Iniesta tritt aus dem Nationalteam zurück
„Es ist einer der schwierigsten Augenblicke in meinem Leben“, sagte Kapitän Sergio Ramos, Trainer Fernando Hierro beklagte „das fehlende Glück“. Und doch hatte sich der Weltmeister von 2010 das Aus selbst zuzuschreiben: Nach 120 enttäuschenden Spielminuten hatte es 1:1 (1:1, 1:1) gestanden, in der Lotterie des Elfmeterschießens endete eine WM, die schon mit dem Theater und der Entlassung von Trainer Julen Lopetegui unwürdig begonnen hatte.
„Die Hauptschuldigen im Fußball sind wir Spieler. Es wäre opportunistisch zu sagen, dass der Weggang Lopeteguis der entscheidende Faktor für unser Aus war. Alles war wichtig“, sagte Andres Iniesta. Der Weltmeister von Südafrika war erst nach 67 Minuten ins Spiel gekommen und verabschiedete sich nach dem Schlusspfiff seines 131. Länderspiel aus der Nationalmannschaft. „Manchmal ist das Ende nicht wie im Traum“, sagte Iniesta, Schütze des 1:0-Siegtores im WM-Endspiel 2010 gegen die Niederlande. Ob der spanische Verband die Zusammenarbeit mit Interimscoach Hierro, wird sich in der nächsten Woche entscheiden.

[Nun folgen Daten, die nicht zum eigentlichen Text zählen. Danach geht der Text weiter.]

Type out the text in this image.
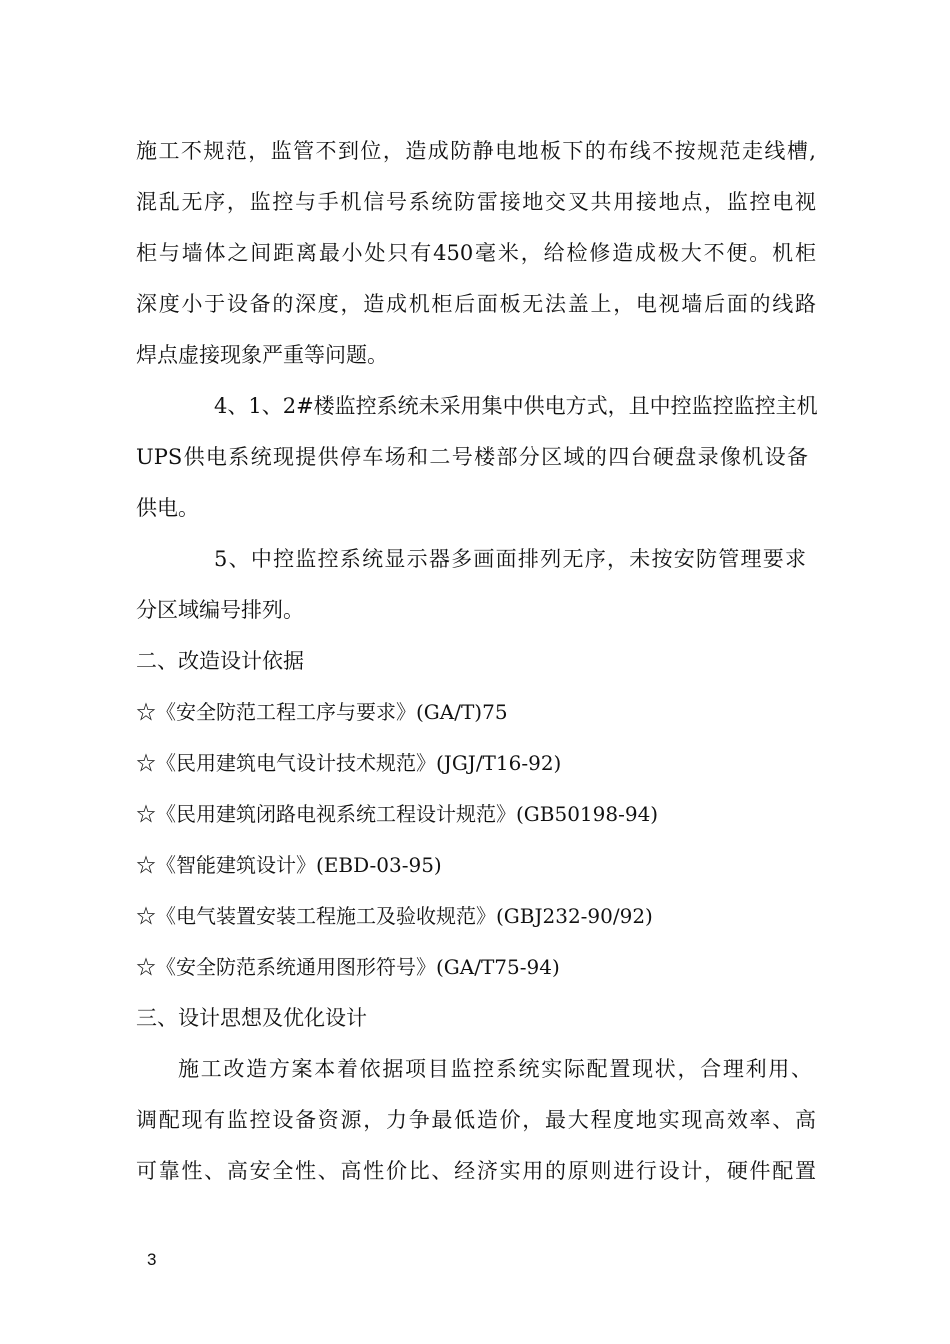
施工不规范，监管不到位，造成防静电地板下的布线不按规范走线槽,
混乱无序，监控与手机信号系统防雷接地交叉共用接地点，监控电视
柜与墙体之间距离最小处只有450毫米，给检修造成极大不便。机柜
深度小于设备的深度，造成机柜后面板无法盖上，电视墙后面的线路
焊点虚接现象严重等问题。
4、1、2#楼监控系统未采用集中供电方式，且中控监控监控主机
UPS供电系统现提供停车场和二号楼部分区域的四台硬盘录像机设备
供电。
5、中控监控系统显示器多画面排列无序，未按安防管理要求
分区域编号排列。
二、改造设计依据
☆《安全防范工程工序与要求》(GA/T)75
☆《民用建筑电气设计技术规范》(JGJ/T16-92)
☆《民用建筑闭路电视系统工程设计规范》(GB50198-94)
☆《智能建筑设计》(EBD-03-95)
☆《电气装置安装工程施工及验收规范》(GBJ232-90/92)
☆《安全防范系统通用图形符号》(GA/T75-94)
三、设计思想及优化设计
施工改造方案本着依据项目监控系统实际配置现状，合理利用、
调配现有监控设备资源，力争最低造价，最大程度地实现高效率、高
可靠性、高安全性、高性价比、经济实用的原则进行设计，硬件配置
3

Nach dem Titelverteidiger Deutschland, dem WM-Zweiten Argentinien und Europameister Portugal ist damit das nächste Schwergewicht des Weltfußballs in Russland früh ausgeschieden. Die Hausherren, als Weltranglisten-70. und damit als nominell schwächste Mannschaft ins Turnier gestartet, träumen weiter. Ein erstes „kleines Wunder“ (Artem Dschjuba) haben die Russen bereits vollbracht.
Dschjuba (41.) hatte mit seinem dritten Turniertreffer per Handelfmeter das Eigentor von Alexander Ignaschewitsch (12.) ausgeglichen. „Im Laufe der zweiten Halbzeit haben wir versucht, unser Tor zu verteidigen und auf das Elfmeterschießen gehofft“, sagte Akinfejew. Das gelang vor 78 011 Zuschauern unter gütiger Mithilfe der erschreckend behäbigen Spanier, die mit ihrem Standfußball frappierend an die leblosen Auftritte der deutschen Weltmeister erinnerten.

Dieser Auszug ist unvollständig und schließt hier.